Cependant, on sait que dans la nature il est possible de refroidir un gaz pour qu'il devienne liquide - ce qui n'est pas prévu par le modèle exposé ci-dessus. Pour que les particules puissent s'organiser dans un état liquide, ce modèle aura besoin d’interactions. De façon générale, les modèles statistiques en interaction présentent très souvent des phases d’états différents. Particulièrement intéressantes sont les transitions entre de telles phases ainsi que le comportement dit critique qu'elles déclenchent. Prenons l'exemple d'un modèle simple d'un aimant en deux dimensions, appelé le modèle d'Ising:
Quand il fait assez froid, tous les spins s'alignent et forment collectivement de grands aimants. C'est le cas dans la première des simulations ci-dessous, où des régions de magnétisation uniforme se créent spontanément à partir d'un réseau de spins aléatoires. Quand il fait assez chaud, les spins se modifient si fréquemment qu'ils deviennent indépendants de leurs voisins, comme un gaz de spins de sorte que le réseau n'a pas de magnétisation globale. La transition entre ces phases est abrupte, et à la température critique exacte on observe de nouveaux comportements intéressants, comme dans la deuxième simulation.
Au-dessous de la température critique, se forme un aimant d’environ la taille du réseau. Au-dessus, il y a de nombreux aimants de la taille d'un seul spin. Entre ces deux régimes, on voit des aimants de toute taille possible. À un tel point critique, on observe donc que la physique est indépendante de l'échelle. Là on a un indice de l'universalité des tels points : on y rencontre des comportements qui ne dépendent pas des détails des modèles de base, comme leurs tailles. Une autre propriété remarquable du modèle d'Ising en deux dimensions : il a une solution exacte. C'est une propriété rare, qui fait très plaisir aux physicien.nes.
Dans le hasard lui-même il existe aussi une notion d'universalité. Dans la nature, et bien dans d'autres aspects de la vie, la plupart des probabilités suivent certaines distributions universelles. La plus commune est celle de Gauss. Il s’agit de la distribution en probabilité relative aux événements aléatoires indépendants.
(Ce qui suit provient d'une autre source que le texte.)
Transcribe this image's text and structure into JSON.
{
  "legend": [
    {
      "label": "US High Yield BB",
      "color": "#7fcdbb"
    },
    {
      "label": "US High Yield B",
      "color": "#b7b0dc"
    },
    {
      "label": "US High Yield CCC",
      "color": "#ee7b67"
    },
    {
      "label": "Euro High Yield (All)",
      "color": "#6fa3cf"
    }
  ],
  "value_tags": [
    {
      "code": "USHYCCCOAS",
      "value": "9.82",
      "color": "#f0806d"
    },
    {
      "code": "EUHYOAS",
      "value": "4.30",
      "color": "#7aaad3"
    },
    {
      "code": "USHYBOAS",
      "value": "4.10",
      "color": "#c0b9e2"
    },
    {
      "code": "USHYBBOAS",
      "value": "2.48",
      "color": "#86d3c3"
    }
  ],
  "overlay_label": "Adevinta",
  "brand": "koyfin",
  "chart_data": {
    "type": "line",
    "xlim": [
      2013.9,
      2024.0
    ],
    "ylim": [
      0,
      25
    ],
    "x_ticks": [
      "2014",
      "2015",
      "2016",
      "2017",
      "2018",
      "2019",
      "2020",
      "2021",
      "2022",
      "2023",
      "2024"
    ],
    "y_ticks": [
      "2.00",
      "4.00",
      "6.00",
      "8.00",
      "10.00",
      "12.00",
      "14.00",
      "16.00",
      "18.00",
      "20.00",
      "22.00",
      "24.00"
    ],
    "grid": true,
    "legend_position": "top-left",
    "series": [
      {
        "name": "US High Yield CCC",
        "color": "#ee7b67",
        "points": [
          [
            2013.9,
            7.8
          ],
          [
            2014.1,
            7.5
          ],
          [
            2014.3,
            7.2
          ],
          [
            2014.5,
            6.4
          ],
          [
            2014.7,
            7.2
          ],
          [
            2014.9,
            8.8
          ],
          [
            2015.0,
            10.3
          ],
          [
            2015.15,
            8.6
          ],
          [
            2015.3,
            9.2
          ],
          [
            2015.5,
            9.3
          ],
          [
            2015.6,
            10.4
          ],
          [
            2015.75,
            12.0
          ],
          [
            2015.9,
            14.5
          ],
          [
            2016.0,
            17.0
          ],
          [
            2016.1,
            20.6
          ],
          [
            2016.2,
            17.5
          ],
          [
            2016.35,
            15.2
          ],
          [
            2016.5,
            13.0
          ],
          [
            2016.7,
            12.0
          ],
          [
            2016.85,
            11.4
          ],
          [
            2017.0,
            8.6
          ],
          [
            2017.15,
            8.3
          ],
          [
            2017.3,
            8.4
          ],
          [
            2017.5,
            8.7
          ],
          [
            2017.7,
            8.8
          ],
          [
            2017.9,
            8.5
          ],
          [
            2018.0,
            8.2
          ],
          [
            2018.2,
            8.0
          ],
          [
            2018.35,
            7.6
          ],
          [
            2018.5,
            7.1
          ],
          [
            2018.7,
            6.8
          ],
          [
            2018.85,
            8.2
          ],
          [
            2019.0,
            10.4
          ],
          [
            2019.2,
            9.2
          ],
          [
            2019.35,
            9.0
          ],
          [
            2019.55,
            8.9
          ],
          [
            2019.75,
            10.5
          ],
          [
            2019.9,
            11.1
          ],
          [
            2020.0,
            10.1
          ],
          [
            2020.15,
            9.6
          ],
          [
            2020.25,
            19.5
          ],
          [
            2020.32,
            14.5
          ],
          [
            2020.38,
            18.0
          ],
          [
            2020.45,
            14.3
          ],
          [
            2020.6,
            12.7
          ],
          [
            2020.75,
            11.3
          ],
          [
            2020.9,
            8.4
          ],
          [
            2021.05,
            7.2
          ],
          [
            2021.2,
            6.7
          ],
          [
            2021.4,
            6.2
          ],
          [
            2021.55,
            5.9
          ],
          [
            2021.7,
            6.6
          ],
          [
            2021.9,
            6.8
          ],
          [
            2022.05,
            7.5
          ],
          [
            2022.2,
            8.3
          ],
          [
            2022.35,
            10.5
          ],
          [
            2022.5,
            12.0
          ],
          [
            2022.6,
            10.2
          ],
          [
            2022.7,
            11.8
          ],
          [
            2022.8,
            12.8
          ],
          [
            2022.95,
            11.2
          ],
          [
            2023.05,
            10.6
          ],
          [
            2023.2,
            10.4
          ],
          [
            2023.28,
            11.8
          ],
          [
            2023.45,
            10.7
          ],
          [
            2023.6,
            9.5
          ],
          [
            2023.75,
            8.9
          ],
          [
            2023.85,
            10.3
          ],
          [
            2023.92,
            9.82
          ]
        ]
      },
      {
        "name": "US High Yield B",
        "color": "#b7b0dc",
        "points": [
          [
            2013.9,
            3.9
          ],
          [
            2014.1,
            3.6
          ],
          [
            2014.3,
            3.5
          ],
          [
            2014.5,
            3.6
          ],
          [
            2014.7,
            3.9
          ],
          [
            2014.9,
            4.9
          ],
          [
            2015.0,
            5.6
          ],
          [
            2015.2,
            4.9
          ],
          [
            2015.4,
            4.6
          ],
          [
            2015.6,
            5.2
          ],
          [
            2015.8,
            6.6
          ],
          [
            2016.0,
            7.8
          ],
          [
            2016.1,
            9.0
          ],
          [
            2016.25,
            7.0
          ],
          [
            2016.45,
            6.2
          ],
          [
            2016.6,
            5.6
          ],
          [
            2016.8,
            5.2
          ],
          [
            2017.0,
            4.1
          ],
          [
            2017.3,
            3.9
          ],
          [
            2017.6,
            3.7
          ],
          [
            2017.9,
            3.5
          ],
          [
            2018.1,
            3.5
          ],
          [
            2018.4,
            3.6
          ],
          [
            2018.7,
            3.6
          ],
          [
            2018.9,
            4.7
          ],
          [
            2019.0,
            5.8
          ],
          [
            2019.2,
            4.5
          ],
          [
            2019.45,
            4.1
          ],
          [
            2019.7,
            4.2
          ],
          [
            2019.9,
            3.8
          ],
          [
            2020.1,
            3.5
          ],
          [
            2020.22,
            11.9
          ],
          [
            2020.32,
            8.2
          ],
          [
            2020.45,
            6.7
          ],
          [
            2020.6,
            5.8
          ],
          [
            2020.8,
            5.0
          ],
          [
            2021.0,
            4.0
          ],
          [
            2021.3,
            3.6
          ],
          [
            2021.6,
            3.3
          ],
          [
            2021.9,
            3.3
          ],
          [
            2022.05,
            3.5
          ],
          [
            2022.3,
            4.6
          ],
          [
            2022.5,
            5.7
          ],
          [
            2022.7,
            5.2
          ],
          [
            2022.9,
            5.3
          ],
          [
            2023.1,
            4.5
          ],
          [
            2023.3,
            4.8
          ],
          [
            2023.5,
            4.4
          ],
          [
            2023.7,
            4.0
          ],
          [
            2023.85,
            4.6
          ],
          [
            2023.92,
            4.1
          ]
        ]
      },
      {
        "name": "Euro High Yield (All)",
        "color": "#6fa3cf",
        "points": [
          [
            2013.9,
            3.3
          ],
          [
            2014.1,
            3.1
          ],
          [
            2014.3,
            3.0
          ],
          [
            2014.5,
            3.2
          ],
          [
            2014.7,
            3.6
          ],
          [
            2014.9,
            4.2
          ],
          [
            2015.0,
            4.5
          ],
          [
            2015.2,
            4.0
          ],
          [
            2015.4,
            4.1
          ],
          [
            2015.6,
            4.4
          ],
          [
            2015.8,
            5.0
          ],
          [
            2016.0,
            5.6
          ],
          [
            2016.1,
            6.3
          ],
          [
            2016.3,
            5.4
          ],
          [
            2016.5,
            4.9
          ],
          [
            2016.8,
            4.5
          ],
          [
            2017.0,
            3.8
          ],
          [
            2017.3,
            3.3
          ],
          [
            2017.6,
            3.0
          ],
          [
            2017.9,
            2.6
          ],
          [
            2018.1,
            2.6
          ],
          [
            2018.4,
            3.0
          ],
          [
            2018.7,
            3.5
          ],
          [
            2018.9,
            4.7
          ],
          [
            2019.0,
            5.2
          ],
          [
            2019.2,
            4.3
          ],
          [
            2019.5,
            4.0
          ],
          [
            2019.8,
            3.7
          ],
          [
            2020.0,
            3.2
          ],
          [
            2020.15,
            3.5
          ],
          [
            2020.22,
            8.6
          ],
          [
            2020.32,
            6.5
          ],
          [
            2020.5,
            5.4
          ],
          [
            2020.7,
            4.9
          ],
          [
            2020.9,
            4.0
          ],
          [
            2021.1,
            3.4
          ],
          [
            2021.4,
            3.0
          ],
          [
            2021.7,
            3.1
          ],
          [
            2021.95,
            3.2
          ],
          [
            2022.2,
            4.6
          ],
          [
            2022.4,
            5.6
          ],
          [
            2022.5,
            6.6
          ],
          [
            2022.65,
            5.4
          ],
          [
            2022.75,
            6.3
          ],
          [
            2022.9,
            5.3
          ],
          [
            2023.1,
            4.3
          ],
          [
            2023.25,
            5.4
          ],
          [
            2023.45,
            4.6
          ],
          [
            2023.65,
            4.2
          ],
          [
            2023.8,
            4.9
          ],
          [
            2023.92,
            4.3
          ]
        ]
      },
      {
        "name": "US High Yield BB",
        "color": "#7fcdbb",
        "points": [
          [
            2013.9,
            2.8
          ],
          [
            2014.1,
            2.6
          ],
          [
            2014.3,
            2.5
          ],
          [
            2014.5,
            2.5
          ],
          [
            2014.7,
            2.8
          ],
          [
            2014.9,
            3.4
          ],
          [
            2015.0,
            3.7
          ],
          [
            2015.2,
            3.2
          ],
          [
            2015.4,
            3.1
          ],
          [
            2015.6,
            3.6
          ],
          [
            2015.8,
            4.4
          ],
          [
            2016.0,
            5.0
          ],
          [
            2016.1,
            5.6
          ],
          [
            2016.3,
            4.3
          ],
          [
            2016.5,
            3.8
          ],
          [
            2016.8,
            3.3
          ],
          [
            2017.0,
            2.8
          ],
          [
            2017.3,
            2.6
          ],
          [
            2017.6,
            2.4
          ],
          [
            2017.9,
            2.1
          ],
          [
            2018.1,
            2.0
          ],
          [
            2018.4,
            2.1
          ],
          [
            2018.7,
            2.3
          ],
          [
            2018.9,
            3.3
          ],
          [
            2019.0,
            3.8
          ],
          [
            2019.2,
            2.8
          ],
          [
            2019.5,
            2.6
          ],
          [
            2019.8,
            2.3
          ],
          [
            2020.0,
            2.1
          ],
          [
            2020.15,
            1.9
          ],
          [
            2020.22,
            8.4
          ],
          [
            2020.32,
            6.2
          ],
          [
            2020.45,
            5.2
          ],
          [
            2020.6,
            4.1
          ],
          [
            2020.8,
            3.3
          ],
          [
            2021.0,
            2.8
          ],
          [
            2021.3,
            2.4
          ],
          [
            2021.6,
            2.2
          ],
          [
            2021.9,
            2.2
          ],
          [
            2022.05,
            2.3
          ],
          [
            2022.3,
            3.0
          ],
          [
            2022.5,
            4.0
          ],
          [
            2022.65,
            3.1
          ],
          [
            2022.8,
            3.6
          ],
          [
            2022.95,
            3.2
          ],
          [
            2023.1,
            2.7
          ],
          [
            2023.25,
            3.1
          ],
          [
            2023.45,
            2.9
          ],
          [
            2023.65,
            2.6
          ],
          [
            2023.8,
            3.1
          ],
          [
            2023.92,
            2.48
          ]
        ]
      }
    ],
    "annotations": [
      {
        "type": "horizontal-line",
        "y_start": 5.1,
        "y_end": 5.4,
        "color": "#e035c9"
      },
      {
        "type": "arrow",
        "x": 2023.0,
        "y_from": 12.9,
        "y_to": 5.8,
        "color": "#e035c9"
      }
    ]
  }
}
La démonstration interactive ci-dessous, créé par Martin Laroche et George Sturr, permet de voir apparaître cette distribution à partir d'un jeu de dés : avec un seul dé on verra chaque nombre aussi souvent qu’un autre, mais si on lance plusieurs dés à la fois leur score moyen sera plus souvent proche de 3,5. Si on lance un nombre infini de dés, on est garanti d'avoir cette moyenne - on voit donc que le déterminisme se retrouve dans les aléas. Nombreux sont les statistiques qui se distribuent selon cette courbe : les tailles de chaussures d'une population, les notes d'examens d'une classe. Et dans la physique, la distribution Gaussienne gouverne un nombre important de processus aléatoires.
Notant la richesse du modèle d'Ising, nous laisserons les distributions d'événements indépendants pour porter notre attention sur une distribution qui est naturellement liée aux interactions.
Né en 1972 comme un exercice computationnel proposé par John Hammersley, le problème de la plus longue sous-suite croissante d'une permutation aléatoire a déclenché une vague de recherche à l'intersection de la physique et des mathématiques. L'idée est simple :
On peut systématiquement identifier la plus longue sous-suite croissante, même quand \(N\) et très grand, avec l'aide de l'algorithme de Robinson-Schensted. La démarche de l'algorithme est similaire au jeu du solitaire : il trie les nombres dans une permutation en rangs croissants d'une telle manière que la longueur du rang le plus bas est la longueur de la plus longue sous-suite croissante. Il transforme, par exemple, \( (8, 5, 4, 1, 2, 9, 6, 3, 7)\) en \[ \begin{array} {cccc} 8 \\ 5 & 9\\ 4 & 6 \\ 1& 2& 3& 7 \end{array} \qquad , \qquad \begin{array} {cccc} 4 \\ 3 & 8\\ 2 & 7 \\ 1& 5& 6&9 \end{array} . \] Il suffit de regarder les longueurs des rangs sans considération des nombres qui y sont contenus. En tirant au hasard des permutations de plus en plus longues, on commence à observer une tendance dans les diagrammes produits par l'algorithme de Robinson-Schensted (qui sont des diagrammes de Young, et qui font l’objet d’un très grand intérêt en mathématiques).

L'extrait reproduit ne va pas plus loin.